Word Wrap problem in short:

Given n words and a line length, break the words into lines in such a manner that minimizes the sum of the costs of all the lines. Consider the cost of each line being (free space in the line)^2.

I'm supposed to implement an algorithm with \$O(n)\$ time complexity and \$O(n^2)\$ space complexity. The way I see mine is \$O(n^2)\$ in time and \$O(n^3)\$ in space, but when looking for better solutions I found people describing the same procedure I followed as \$O(n)\$ and \$O(n^2)\$. For example, here and in the full description of the problem linked above.

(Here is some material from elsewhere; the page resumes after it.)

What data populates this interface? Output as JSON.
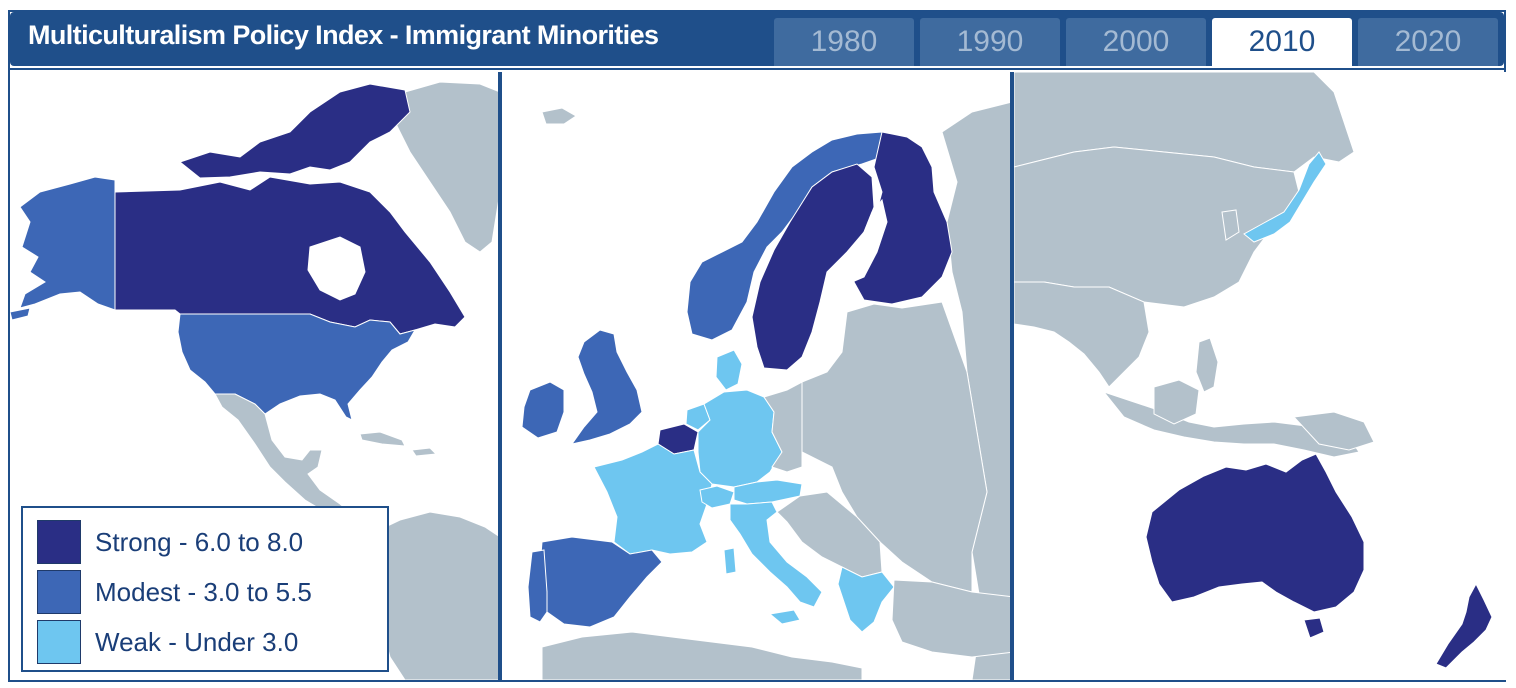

Are they simply ignoring the cost of calculating the penalty cost of each line (they call it "badness" and I "cost")? Because inside their main \$O(n^2)\$ loop they call the badness function that contains a \$O(n)\$ loop inside. Am I supposed to take into account only the cost of the dynamic programming part? If not, what am I doing effectively different? How could I improve it?

using namespace std;

// all vectors start to be filled in 1
void solve(vector<string> words, int line_width){
    int i, j, k;
    int n = words.size() - 1;  // number of words
    int opt[n+1]; // opt[j] = min cost for a text ending in words[j]
    int cost[n+1][n+1]; // cost[i][j] cost of adding a line from words[i] to words[j]
    int parent[n+1]; // parent[j] = i means that the optimal line ending in j starts in i

    // fills cost  
    for(i = 1; i <= n; ++i){
        for(j = i; j <= n; ++j){
            int filled = j-i; // number of spaces added between words i and j
            for(k = i; k <= j; ++k){
                filled += words[k].length(); 
            }
            if(filled > line_width){ 
                cost[i][j] = INF; // if such a line is not possible
            } else {
                cost[i][j] = (line_width - filled) * (line_width - filled);
            }   
        }
    }

    // fills opt
    opt[0] = 0;
    for(j = 1; j <= n; ++j){
        opt[j] = INF;
        for(i = 1; i <= j; ++i){
            if(opt[i-1] + cost[i][j] < opt[j]){ 
                opt[j] = opt[i-1] + cost[i][j];
            }
        }
    }

    // prints solution backwards (because of the order 'parent' was filled)
    int end = n; 
    string solution = "";
    while(end > 0){
        solution = words[end] + '\n' + solution; 
        for(i = end - 1; i >= parent[end]; --i){
            solution = words[i] + ' ' + solution;
        }
        end = parent[end] - 1;
    }
    cout << solution;
}